The row over how public services are procured from private sector providers has been taken to another level following the announcement that Virgin Rail Group has lost its Intercity West Coast franchise to First West Coast.
Cold-headed reality and more transparency are needed in procurement, writes Mark Fox, chief executive of the Business Services Association.
The suggestion is that the quality of the service will suffer because the government has simply gone with the bid that was the cheapest.
But, according to the Department for Transport (DfT), the contract, which runs from 9 December 2012 to 31 March 2026, was awarded because it would provide more seats (between 12,000 and 28,000 extra seats a day), more services, better services, standard anytime fares reduced by 15 per cent over the first two years, improved stations and greater user of smart ticketing technology.
Also failing in the bid were Abellio InterCity West Coast of Holland and Keolis/SNCF West Coast.
The rail minister Theresa Villiers said: “This new franchise will deliver big improvements for passengers, with more seats and plans for more services. Targets to meet on passenger satisfaction will be introduced for the first time in an InterCity rail franchise and passengers will also benefit from smart ticketing and from investment in stations. The West Coast is the first of the new longer franchises to be let by the coalition which has helped us secure real benefits for passengers.”
Virgin insisted that its bid had been “strong, deliverable” and offered “significant benefits for the taxpayer through generous premium payments to government”. The company pointed out that it had achieved 91 per cent customer satisfaction, had more than doubled the number of customers from 13m to 31m, introduced over 70 new tilting trains at a cost of £1.5bn and paid £160m to the Treasury last year – one of the highest payments in rail.
Virgin boss Richard Branson wrote to staff: “I can hardly express my disappointment and frustration over the government decision. We did everything possible to put together a strong, deliverable bid and I know it would have brought fantastic benefits for customers, staff and taxpayers. But in the end the decision rests with government and we have to respect that, however much we disagree with the process behind it.”
Branson added that it was “heartbreaking” to see the franchise taken away when there were many more new ideas still to be introduced.

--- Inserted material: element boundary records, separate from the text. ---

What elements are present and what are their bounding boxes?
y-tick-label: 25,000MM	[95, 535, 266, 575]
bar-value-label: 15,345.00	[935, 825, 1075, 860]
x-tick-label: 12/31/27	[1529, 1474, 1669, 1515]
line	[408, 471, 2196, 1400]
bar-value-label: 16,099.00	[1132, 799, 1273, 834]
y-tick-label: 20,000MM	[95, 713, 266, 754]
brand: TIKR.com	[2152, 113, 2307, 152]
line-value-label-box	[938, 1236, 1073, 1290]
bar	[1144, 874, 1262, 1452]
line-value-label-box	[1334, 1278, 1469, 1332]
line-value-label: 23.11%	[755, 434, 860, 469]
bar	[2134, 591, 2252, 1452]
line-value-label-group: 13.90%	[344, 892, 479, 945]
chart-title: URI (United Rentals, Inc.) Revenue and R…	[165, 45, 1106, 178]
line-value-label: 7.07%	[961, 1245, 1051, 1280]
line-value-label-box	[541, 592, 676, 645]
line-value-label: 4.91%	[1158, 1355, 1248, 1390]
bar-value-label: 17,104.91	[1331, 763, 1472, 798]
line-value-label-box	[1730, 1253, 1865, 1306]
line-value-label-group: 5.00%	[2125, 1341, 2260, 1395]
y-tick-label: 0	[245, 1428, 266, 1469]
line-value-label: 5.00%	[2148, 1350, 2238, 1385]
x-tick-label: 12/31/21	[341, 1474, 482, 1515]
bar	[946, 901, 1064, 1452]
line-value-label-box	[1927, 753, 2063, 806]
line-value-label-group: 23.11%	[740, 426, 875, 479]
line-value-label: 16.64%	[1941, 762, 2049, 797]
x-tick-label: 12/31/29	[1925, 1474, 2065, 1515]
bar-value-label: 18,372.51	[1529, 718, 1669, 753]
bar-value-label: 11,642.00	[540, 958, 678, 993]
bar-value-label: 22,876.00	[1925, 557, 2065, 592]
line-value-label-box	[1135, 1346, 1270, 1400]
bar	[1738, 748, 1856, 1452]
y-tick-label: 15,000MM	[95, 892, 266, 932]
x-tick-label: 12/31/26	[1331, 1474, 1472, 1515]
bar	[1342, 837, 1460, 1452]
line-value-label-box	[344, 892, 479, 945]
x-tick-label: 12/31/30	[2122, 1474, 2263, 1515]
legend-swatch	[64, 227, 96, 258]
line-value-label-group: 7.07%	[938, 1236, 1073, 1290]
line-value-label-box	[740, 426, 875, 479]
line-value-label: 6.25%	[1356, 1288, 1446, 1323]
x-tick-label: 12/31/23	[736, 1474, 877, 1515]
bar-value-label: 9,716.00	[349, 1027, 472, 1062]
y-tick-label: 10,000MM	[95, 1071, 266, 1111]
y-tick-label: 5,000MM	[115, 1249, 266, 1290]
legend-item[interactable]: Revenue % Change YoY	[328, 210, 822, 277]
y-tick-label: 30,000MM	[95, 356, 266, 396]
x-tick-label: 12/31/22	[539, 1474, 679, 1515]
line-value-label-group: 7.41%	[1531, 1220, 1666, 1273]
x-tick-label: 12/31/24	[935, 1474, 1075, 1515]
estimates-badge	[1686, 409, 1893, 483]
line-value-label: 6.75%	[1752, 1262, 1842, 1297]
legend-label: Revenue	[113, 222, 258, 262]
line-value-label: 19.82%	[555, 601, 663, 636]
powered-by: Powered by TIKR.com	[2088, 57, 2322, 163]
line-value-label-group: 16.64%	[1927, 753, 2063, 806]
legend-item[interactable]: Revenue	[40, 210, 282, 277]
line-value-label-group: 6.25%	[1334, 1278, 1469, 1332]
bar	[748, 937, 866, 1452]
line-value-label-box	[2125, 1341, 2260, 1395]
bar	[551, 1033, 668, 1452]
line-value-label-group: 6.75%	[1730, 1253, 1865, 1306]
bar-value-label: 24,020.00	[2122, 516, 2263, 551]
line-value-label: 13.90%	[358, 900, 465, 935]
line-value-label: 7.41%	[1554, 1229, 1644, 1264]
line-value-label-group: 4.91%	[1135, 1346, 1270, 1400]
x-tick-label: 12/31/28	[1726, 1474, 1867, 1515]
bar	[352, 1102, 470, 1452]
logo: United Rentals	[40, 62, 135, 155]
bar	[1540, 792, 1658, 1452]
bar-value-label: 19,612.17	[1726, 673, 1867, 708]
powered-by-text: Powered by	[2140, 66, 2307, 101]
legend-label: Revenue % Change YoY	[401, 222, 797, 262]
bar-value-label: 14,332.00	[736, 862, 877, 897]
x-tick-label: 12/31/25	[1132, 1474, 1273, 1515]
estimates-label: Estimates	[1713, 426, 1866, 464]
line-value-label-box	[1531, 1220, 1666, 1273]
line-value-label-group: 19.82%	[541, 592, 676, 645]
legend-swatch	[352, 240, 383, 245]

The news follows a statement by the Defence Secretary Philip Hammond that he was rethinking his attitude to private sector procurement following a major shortage of private sector security guards at the Olympic Games and the subsequent use of military stand-ins.
Security firm G4S had been contracted to provide 10,400 security guards for the Olympic Games but fell several thousand short, leading to some 4,700 extra military personnel being deployed to make up the shortfall.
The shadow defence secretary Jim Murphy said he welcomed Hammond’s rethink on public service procurement.
But Andrew Haldenby, director of Reform, has written in the Daily Telegraph that Hammond is wrong to suggest the private sector can’t be trusted to run some public services.
“The G4S cause célèbre has given the impression that the country needs a big public sector in case the private sector does not deliver. In fact the opposite is nearly always the case,” he wrote.
Highlighting the NHS hospital in Hinchingbrooke in Cambridgeshire, which had been turned around by the private company Circle, Haldenby went on: “Public sector workers work 36 minutes less per day than private sector counterparts, on average. They take more sick leave. They tend to be paid according to length of service, whereas the private sector tends to be paid by performance. The private sector has a tremendous amount to teach the public sector in terms of management, especially management of people.”